In "Introduction to Modern Theory of Dynamical System" by Katok and Hasselblatt, the following definition of attractor is given:
Definition 3.3.1 A compact set $A\subset X$ is called an attractor for $f$ if there exists a neighborhood $V$ of $A$ and $N\in\mathbb{N}$ such that $f^N(V)\subset V$ and $A=\bigcap_{n\in\mathbb{N}}f^n(V)$.
Afterwards the following remark is given:
Remark. Considering $V'=\bigcap_{n=0}^{N-1}f^n(V)$ we may take $N=1$ in the definition.
I do not understand this remark. I neither see that $V'$ is a neighborhood of $A$, nor that $A=\bigcap_{n\in\mathbb{N}}f^n(V')$.
The only thing that I see is that $f(V')\subset V'$.
Maybe you can help.
$\def\N{\mathbb{N}}$To sum up the discussion, we have both things if we assume that $f: X \to X$ is a homeomorphism.
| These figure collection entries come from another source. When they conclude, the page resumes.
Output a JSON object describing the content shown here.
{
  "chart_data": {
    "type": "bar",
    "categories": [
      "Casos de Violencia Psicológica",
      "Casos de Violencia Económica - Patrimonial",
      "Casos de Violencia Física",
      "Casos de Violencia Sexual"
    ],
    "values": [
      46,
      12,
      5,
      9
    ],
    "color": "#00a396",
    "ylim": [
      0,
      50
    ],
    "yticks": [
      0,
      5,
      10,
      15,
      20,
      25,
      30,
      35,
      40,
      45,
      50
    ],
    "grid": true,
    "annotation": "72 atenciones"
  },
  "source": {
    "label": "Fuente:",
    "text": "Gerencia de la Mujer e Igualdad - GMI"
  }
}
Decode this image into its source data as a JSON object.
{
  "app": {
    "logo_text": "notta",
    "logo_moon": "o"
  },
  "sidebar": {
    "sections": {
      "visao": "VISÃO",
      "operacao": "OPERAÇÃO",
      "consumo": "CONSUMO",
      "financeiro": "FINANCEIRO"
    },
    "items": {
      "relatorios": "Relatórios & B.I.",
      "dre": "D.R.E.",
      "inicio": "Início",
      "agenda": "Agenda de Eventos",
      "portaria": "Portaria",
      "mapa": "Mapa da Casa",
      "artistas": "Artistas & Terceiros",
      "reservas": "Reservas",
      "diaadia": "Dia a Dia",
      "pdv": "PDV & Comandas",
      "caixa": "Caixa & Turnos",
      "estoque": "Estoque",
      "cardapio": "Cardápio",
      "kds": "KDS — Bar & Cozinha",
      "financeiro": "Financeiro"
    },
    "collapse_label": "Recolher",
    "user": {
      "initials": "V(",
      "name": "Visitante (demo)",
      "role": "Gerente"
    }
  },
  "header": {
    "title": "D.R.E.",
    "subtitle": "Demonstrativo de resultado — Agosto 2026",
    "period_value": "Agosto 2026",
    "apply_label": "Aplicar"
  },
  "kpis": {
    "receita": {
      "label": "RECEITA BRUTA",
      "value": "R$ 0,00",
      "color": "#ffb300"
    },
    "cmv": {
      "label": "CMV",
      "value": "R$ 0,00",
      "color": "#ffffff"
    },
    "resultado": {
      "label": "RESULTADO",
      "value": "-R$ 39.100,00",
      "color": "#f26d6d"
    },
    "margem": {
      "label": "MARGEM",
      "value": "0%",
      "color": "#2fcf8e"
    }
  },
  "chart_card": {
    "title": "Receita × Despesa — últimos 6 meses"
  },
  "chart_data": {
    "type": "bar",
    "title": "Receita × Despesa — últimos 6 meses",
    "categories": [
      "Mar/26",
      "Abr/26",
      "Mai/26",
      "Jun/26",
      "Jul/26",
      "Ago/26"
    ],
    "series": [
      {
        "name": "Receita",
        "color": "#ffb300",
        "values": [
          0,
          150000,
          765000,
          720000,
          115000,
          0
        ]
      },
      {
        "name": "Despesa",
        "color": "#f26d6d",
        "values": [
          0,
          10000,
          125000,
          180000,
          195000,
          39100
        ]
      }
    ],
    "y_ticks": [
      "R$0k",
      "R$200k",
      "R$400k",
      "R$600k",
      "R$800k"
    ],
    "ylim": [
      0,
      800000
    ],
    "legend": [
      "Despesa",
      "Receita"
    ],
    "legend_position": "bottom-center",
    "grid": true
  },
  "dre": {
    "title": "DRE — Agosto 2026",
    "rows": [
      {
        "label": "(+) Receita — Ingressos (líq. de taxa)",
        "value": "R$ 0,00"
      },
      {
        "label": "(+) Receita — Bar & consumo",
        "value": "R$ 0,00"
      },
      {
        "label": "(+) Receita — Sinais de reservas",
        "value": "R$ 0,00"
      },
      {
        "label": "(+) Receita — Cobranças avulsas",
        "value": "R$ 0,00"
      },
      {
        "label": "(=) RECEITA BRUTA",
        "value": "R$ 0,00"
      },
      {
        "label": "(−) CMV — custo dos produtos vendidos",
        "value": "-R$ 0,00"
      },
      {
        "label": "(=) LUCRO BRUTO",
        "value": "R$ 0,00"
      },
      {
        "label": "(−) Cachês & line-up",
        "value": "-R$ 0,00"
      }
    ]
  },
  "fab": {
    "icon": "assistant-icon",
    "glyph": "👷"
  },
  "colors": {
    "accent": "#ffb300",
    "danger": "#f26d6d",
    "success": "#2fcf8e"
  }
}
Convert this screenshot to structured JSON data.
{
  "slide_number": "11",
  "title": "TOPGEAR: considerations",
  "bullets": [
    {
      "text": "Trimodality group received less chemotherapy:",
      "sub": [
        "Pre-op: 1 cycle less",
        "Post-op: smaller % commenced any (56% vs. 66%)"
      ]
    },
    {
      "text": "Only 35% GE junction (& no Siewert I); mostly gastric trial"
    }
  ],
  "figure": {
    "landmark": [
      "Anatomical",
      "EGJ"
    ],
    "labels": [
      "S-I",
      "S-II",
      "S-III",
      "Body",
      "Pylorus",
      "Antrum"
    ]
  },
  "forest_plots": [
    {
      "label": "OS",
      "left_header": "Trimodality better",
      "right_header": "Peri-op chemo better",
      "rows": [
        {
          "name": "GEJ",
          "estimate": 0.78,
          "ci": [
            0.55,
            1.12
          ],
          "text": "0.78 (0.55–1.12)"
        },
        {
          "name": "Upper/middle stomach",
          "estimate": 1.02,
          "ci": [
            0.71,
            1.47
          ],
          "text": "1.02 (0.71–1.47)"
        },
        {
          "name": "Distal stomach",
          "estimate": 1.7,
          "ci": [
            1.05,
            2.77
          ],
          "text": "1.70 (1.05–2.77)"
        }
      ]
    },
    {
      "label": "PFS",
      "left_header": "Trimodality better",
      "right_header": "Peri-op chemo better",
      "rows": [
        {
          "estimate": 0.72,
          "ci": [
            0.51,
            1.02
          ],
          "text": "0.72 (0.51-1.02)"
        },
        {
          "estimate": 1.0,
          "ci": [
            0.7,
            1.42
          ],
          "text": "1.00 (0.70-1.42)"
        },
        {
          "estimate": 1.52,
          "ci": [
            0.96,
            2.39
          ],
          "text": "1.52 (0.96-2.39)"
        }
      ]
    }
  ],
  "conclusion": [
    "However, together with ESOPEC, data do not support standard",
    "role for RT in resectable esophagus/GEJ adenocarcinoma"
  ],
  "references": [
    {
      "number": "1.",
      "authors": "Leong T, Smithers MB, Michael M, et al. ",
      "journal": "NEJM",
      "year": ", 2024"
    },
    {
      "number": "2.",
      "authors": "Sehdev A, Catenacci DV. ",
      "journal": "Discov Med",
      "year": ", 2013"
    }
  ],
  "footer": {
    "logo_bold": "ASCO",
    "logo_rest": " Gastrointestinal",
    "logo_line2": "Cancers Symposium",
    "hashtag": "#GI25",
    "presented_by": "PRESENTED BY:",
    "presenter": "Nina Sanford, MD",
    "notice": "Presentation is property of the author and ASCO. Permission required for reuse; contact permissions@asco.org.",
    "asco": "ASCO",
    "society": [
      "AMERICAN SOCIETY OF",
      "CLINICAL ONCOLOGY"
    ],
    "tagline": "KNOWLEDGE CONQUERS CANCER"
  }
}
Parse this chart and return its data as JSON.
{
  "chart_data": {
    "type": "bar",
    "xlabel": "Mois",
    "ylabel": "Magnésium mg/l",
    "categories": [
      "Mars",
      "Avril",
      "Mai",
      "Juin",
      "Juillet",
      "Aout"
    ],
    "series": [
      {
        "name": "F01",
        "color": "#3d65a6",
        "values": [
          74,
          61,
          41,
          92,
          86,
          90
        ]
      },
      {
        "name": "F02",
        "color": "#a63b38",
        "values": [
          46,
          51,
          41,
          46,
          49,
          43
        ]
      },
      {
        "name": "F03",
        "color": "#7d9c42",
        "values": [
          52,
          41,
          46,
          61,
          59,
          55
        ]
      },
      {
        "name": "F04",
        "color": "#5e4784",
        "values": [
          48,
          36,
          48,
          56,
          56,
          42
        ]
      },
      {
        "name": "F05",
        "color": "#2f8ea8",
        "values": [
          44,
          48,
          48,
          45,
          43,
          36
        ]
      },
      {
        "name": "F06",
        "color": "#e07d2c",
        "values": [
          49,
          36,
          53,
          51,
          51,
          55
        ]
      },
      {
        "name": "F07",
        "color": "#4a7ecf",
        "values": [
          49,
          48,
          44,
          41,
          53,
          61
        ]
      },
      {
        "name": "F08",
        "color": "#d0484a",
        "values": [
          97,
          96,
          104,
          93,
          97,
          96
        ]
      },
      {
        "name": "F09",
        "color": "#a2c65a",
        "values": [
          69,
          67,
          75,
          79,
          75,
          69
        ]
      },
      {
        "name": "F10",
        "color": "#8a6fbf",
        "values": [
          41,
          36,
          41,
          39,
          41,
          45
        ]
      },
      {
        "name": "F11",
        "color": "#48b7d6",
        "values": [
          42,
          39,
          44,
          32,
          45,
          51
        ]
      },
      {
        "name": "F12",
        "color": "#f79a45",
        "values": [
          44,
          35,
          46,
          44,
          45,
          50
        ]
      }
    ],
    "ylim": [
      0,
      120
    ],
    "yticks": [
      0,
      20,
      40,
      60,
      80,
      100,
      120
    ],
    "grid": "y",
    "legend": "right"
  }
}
In that case $f(A) = f(\bigcap_{n ∈ \N} f^n(V)) = \bigcap_{n ∈ \N} f^{n + 1}(V) = A$ (since $f^N(V) ⊆ V$).
$\bigcap_{n ∈ \N} f^n(V') = A$. We have $A ⊆ V' ⊆ V$, and hence $A ⊆ f^n(V') ⊆ f^n(V)$ for every $n$, and hence $A ⊆ \bigcap_{n ∈ \N} f^n(V') ⊆ \bigcap_{n ∈ \N} f^n(V) = A$.
$V'$ is a neigborhood of $A$. There is an open set $U$ such that $A ⊆ U ⊆ V$, and hence $A ⊆ f^n(U) ⊆ f^n(V)$ and $f^n(U)$ is open for every $n$. Hence, $A ⊆ \bigcap_{n < N} f^n(U) ⊆ V'$.